2. Metadata schemas: technical specifications#
This article describes how the metadata schemas used in the ManGO portal are stored and represented, from the folder structure that supports the schemas lifecycle to the JSON format that codes the different fields and their characteristics.
Section 1 gives a brief overview of the lifecycle of a schema and how that is coded into the folder structure and filename system. Section 2 follows with a technical description of the JSON file that represents each version of a specific schema, followed by Section 3, in which the different kinds of fields are described. Finally, Section 4 shows an example of the JSON file for a draft version.
Note
If you would like to design your own metadata schema for Tier-1 Data
without using the Metadata Schema Manager, you should focus on
Section 3 and create a JSON file that matches the
value of properties
in the main JSON. On upload to Tier-1 Data, you
will be able to provide the name and title of your schema, and the
versioning will be taken care of in the backend.
Before we go into these sections, here is some useful vocabulary:
- (metadata) schema
A set of rules to apply metadata in a systematic way; a collection of fields with format instructions for a specific AVU.
- schema version
A specific version of a schema, with a given status. Multiple versions of a given schema may co-exist, only one can be in a ‘published’ status, meaning that it can be applied to data.
- field
A component of a schema with instructions for a specific AVU or for multiple AVUs that have the same name (or prefix, in the case of a composite field).
- to apply a schema / annotate with a schema
The action of adding or editing metadata of a data object or collection based on a given schema.
2.1. Lifecycle and folder structure#
In the Tier-1 Data infrastructure, schemas belong to “realms”, such as projects (other implementations of this infrastructure could extend this to personal collections). When designing a schema, one must first select a realm; at the moment, a schema designed within a certain realm can only be used to apply metadata to data of that realm.
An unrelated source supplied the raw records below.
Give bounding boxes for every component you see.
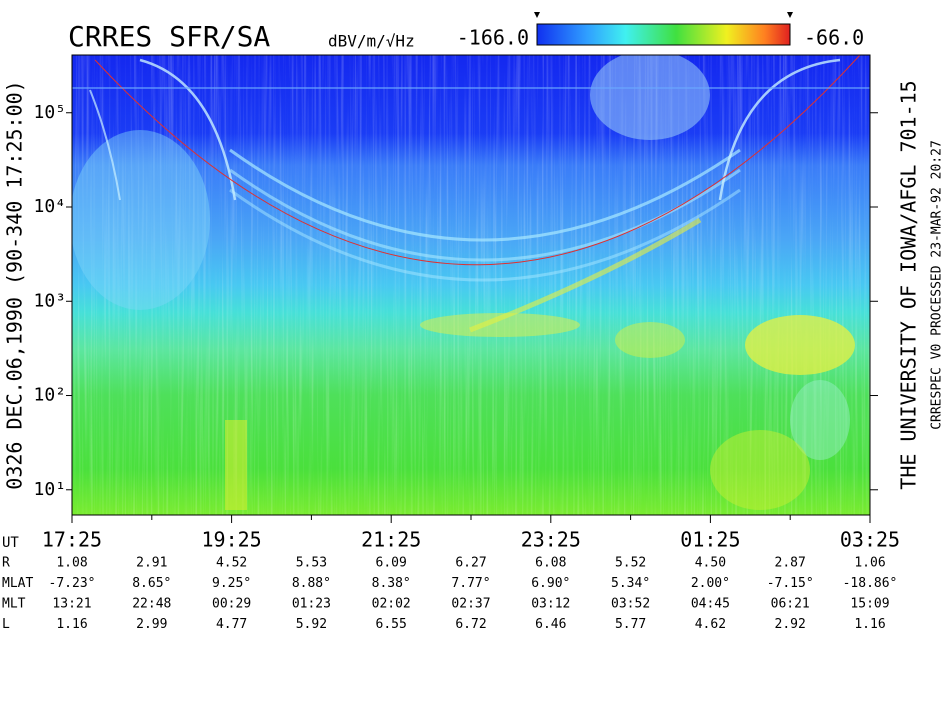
ephemeris-value: 2.92 <box>775 617 806 632</box>
y-tick-label: 10³ <box>33 290 66 311</box>
ephemeris-value: 7.77° <box>451 576 490 591</box>
y-tick-label: 10⁵ <box>33 102 66 123</box>
y-tick-label: 10¹ <box>33 479 66 500</box>
ephemeris-value: 2.00° <box>691 576 730 591</box>
ephemeris-value: 1.08 <box>56 556 87 571</box>
footer-label: CRRESPEC V0 PROCESSED 23-MAR-92 20:27 <box>930 140 945 430</box>
x-axis-label: UT <box>2 535 19 551</box>
x-tick-label: 01:25 <box>680 528 740 552</box>
ephemeris-value: 01:23 <box>292 597 331 612</box>
ephemeris-value: 6.08 <box>535 556 566 571</box>
ephemeris-value: 1.16 <box>854 617 885 632</box>
spectrogram-image <box>72 55 870 515</box>
ephemeris-row-name: MLAT <box>2 576 33 591</box>
ephemeris-value: 8.88° <box>292 576 331 591</box>
ephemeris-row-name: MLT <box>2 597 26 612</box>
ephemeris-row-name: L <box>2 617 10 632</box>
x-tick-label: 23:25 <box>521 528 581 552</box>
chart-title: CRRES SFR/SA <box>68 20 270 53</box>
colorbar <box>536 23 791 46</box>
colorbar-tick <box>534 12 540 18</box>
ephemeris-value: 1.16 <box>56 617 87 632</box>
ephemeris-value: 00:29 <box>212 597 251 612</box>
x-tick-label: 03:25 <box>840 528 900 552</box>
ephemeris-value: 8.38° <box>372 576 411 591</box>
ephemeris-value: 6.09 <box>376 556 407 571</box>
ephemeris-value: 6.55 <box>376 617 407 632</box>
ephemeris-value: 6.46 <box>535 617 566 632</box>
ephemeris-value: 13:21 <box>52 597 91 612</box>
right-label: THE UNIVERSITY OF IOWA/AFGL 701-15 <box>897 80 921 489</box>
ephemeris-value: 2.99 <box>136 617 167 632</box>
colorbar-tick-label: -66.0 <box>804 26 864 50</box>
ephemeris-value: 2.91 <box>136 556 167 571</box>
ephemeris-value: 8.65° <box>132 576 171 591</box>
colorbar-tick-label: -166.0 <box>457 26 529 50</box>
ephemeris-value: 02:37 <box>451 597 490 612</box>
ephemeris-value: 5.77 <box>615 617 646 632</box>
x-tick-label: 21:25 <box>361 528 421 552</box>
ephemeris-value: 03:52 <box>611 597 650 612</box>
y-tick-label: 10² <box>33 385 66 406</box>
ephemeris-value: 6.90° <box>531 576 570 591</box>
colorbar-tick <box>787 12 793 18</box>
ephemeris-value: 4.77 <box>216 617 247 632</box>
ephemeris-value: 5.53 <box>296 556 327 571</box>
ephemeris-value: 9.25° <box>212 576 251 591</box>
ephemeris-value: 02:02 <box>372 597 411 612</box>
x-tick-label: 19:25 <box>201 528 261 552</box>
colorbar-label: dBV/m/√Hz <box>328 32 415 51</box>
ephemeris-value: 4.52 <box>216 556 247 571</box>
ephemeris-value: 5.92 <box>296 617 327 632</box>
x-tick-label: 17:25 <box>42 528 102 552</box>
ephemeris-value: 04:45 <box>691 597 730 612</box>
ephemeris-value: 5.52 <box>615 556 646 571</box>
ephemeris-value: 06:21 <box>771 597 810 612</box>
ephemeris-value: 4.50 <box>695 556 726 571</box>
ephemeris-value: 15:09 <box>850 597 889 612</box>
ephemeris-value: 22:48 <box>132 597 171 612</box>
ephemeris-value: -7.15° <box>767 576 814 591</box>
ephemeris-value: 5.34° <box>611 576 650 591</box>
ephemeris-value: 6.27 <box>455 556 486 571</box>
ephemeris-value: -7.23° <box>49 576 96 591</box>
ephemeris-value: 1.06 <box>854 556 885 571</box>
ephemeris-row-name: R <box>2 556 10 571</box>
y-tick-label: 10⁴ <box>33 196 66 217</box>
ephemeris-value: 4.62 <box>695 617 726 632</box>
ephemeris-value: 2.87 <box>775 556 806 571</box>
left-label: 0326 DEC.06,1990 (90-340 17:25:00) <box>3 80 27 489</box>
ephemeris-value: 6.72 <box>455 617 486 632</box>
ephemeris-value: -18.86° <box>843 576 898 591</box>
ephemeris-value: 03:12 <box>531 597 570 612</box>
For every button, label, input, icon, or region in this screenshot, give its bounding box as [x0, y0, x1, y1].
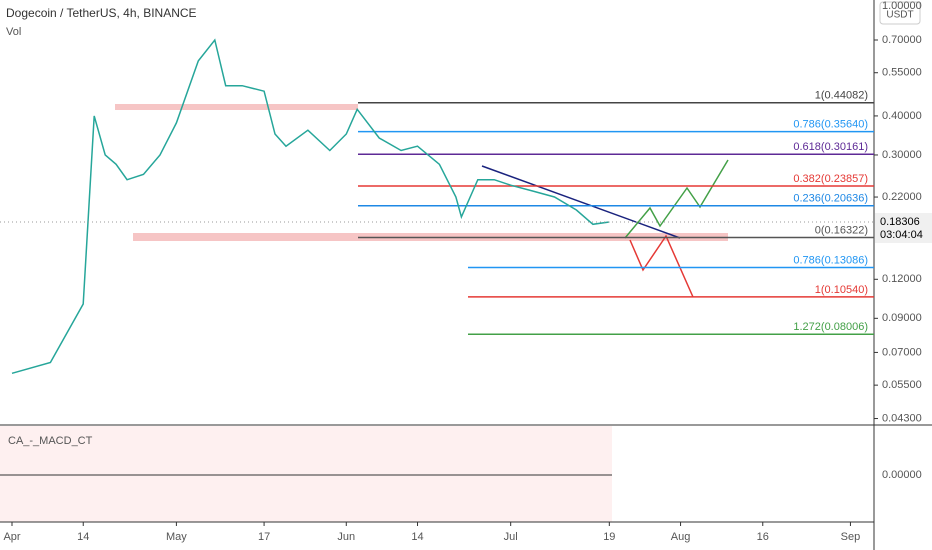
fib-label: 1(0.44082): [815, 90, 868, 102]
resistance-zone: [115, 104, 358, 110]
fib-label: 0(0.16322): [815, 224, 868, 236]
x-tick-label: Jul: [504, 531, 518, 543]
x-tick-label: 16: [757, 531, 769, 543]
indicator-name: CA_-_MACD_CT: [8, 435, 93, 447]
x-tick-label: 14: [77, 531, 89, 543]
currency-box[interactable]: [879, 1, 921, 25]
y-tick-label: 0.40000: [882, 110, 922, 122]
y-tick-label: 0.70000: [882, 34, 922, 46]
x-tick-label: Jun: [337, 531, 355, 543]
fib-label: 0.618(0.30161): [793, 141, 868, 153]
y-tick-label: 0.55000: [882, 67, 922, 79]
indicator-tick-label: 0.00000: [882, 469, 922, 481]
x-tick-label: Aug: [671, 531, 691, 543]
fib-label: 0.382(0.23857): [793, 173, 868, 185]
fib-label: 1.272(0.08006): [793, 321, 868, 333]
countdown: 03:04:04: [880, 229, 923, 241]
currency: USDT: [886, 10, 913, 21]
y-tick-label: 1.00000: [882, 0, 922, 12]
bearish-arrow: [629, 234, 694, 298]
fib-label: 1(0.10540): [815, 284, 868, 296]
y-tick-label: 0.22000: [882, 191, 922, 203]
indicator-background: [0, 426, 612, 522]
x-tick-label: 14: [411, 531, 423, 543]
volume-label: Vol: [6, 26, 21, 38]
fib-label: 0.236(0.20636): [793, 193, 868, 205]
chart-title: Dogecoin / TetherUS, 4h, BINANCE: [6, 6, 197, 20]
y-tick-label: 0.04300: [882, 412, 922, 424]
x-tick-label: 19: [603, 531, 615, 543]
fib-label: 0.786(0.13086): [793, 254, 868, 266]
fib-label: 0.786(0.35640): [793, 118, 868, 130]
last-price: 0.18306: [880, 216, 920, 228]
y-tick-label: 0.30000: [882, 149, 922, 161]
x-tick-label: Sep: [841, 531, 861, 543]
trendline: [481, 165, 681, 239]
last-price-box: [875, 212, 932, 243]
y-tick-label: 0.12000: [882, 273, 922, 285]
y-tick-label: 0.09000: [882, 312, 922, 324]
x-tick-label: Apr: [3, 531, 20, 543]
bullish-arrow: [624, 159, 729, 239]
y-tick-label: 0.05500: [882, 379, 922, 391]
price-line: [11, 38, 610, 375]
x-tick-label: May: [166, 531, 187, 543]
y-tick-label: 0.07000: [882, 346, 922, 358]
x-tick-label: 17: [258, 531, 270, 543]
For each realm, there is a directory “schemas” that contains all the
schemas designed within it. Each schema has its own subdirectory, which
contains one JSON file for each existing version of the schema. In the
example used for illustration in this article, the directory would be
called “book”, which is also the schema_name
attribute in the JSON
file of each version.
There can be any number of versions of a schema, following semantic versioning (although for now only major versions are supported), and each version can have one of three states: “draft”, “published” or “archived”.
The draft status is the first, default state of a schema, although it is possible to publish a schema directly without saving the draft first. It can be edited, viewed and deleted, but it cannot be applied.
Once a draft is published, it cannot be edited or deleted anymore, but it can be viewed and, more importantly, it can be applied. Attempts to edit the published version of a schema will result in the creation of a new draft with a higher version number. If this draft is then published, the current published version is archived. Moreover, the metadata schema manager also allows you to clone (or “copy”) a published schema into a draft of a whole new schema with a different name and version 1.0.0.
Archived versions cannot be edited, deleted or used. At the moment they cannot be viewed either, but this will be addressed in the future. A published version can also be purposefully archived, without having to publish a draft that replaces it. You can still have data with metadata based on an archived version of a schema, but if you try to reapply the metadata schema you will only be able to use the current published version, overriding any differences between the version originally used for annotation and the current version.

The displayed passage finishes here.